O acidente ocorreu no dia 3 de julho de 2025, em Zamora, Espanha. A viatura, um Lamborghini alugado, onde André Silva seguia com Diogo Jota, despistou-se após o rebentamento de um pneu, embatendo no separador central e incendiando-se devido a uma alegada fuga no depósito de combustível.

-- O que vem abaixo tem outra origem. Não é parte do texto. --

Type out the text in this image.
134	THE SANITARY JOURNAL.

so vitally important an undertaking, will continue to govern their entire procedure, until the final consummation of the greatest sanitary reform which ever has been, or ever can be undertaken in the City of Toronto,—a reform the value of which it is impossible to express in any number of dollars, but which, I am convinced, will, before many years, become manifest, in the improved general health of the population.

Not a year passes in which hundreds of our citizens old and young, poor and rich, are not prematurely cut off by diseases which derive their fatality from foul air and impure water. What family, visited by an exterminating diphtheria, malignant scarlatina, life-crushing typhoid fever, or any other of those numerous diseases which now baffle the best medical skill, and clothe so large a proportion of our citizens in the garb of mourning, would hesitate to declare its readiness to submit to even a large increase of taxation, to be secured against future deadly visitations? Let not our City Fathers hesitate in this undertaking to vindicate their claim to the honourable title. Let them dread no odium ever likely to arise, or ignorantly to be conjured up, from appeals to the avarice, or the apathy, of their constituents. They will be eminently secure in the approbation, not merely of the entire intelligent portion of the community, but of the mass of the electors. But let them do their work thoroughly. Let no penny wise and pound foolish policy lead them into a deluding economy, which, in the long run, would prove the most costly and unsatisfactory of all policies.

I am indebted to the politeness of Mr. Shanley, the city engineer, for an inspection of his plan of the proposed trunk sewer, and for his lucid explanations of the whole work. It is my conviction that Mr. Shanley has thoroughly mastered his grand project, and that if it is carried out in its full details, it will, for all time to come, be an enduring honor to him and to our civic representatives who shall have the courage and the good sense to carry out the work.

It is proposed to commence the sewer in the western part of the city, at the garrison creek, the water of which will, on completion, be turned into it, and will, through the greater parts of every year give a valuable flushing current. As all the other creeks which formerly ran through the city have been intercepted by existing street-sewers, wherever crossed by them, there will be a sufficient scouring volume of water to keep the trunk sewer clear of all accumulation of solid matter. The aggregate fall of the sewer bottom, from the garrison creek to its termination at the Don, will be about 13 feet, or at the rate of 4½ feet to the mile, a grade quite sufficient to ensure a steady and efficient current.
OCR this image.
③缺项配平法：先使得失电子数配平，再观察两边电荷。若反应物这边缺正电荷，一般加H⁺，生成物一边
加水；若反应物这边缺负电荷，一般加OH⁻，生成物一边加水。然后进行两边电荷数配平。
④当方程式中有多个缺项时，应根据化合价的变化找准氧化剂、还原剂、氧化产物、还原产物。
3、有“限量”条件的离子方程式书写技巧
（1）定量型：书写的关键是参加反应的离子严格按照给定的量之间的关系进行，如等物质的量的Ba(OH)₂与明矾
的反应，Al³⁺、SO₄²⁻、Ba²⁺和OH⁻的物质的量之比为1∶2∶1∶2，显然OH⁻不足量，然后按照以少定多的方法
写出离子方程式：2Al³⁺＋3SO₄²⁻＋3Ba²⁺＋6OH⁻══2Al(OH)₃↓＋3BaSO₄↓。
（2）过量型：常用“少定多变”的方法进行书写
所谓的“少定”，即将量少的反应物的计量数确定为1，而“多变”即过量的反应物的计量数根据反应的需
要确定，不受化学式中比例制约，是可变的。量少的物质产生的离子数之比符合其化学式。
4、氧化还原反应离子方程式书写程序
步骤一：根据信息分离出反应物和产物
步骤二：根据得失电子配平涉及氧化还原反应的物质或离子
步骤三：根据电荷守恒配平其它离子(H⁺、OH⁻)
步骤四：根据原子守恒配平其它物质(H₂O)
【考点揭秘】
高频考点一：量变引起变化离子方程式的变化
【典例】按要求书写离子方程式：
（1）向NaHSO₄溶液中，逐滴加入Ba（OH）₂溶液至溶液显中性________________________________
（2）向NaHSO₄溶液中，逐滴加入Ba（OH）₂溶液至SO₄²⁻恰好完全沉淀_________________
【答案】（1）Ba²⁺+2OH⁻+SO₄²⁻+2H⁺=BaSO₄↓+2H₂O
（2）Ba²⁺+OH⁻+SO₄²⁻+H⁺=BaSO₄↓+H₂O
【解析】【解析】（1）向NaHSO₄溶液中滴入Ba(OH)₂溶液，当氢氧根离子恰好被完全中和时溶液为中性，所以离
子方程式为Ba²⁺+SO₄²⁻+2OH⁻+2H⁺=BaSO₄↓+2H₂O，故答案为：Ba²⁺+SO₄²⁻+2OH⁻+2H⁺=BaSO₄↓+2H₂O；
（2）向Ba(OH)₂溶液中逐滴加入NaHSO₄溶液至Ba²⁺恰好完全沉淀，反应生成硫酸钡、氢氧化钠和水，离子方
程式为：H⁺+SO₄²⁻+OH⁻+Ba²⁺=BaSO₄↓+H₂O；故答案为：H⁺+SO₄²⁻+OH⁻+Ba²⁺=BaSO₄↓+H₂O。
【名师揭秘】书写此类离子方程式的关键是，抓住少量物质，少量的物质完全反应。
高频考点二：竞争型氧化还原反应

André Silva, que completaria 26 anos no dia 28 de abril, era avançado do Penafiel e foi homenageado pela Onsoccer International, empresa que o agenciava, que destacou a memória e a saudade.
A esposa de Diogo Jota, Rute Cardoso, relata a tragédia no livro “Diogo Jota - Nunca Mais é Muito Tempo”
, de José Manuel Delgado, com lançamento previsto para 21 de maio. O excerto divulgado descreve o momento em que foi informada do acidente. O Liverpool, clube de Diogo Jota, tem promovido homenagens, mantendo um memorial no estádio. Em abril, jogadores portugueses do PSG, como João Neves, Vitinha, Nuno Mendes e Gonçalo Ramos, prestaram tributo ao falecido jogador.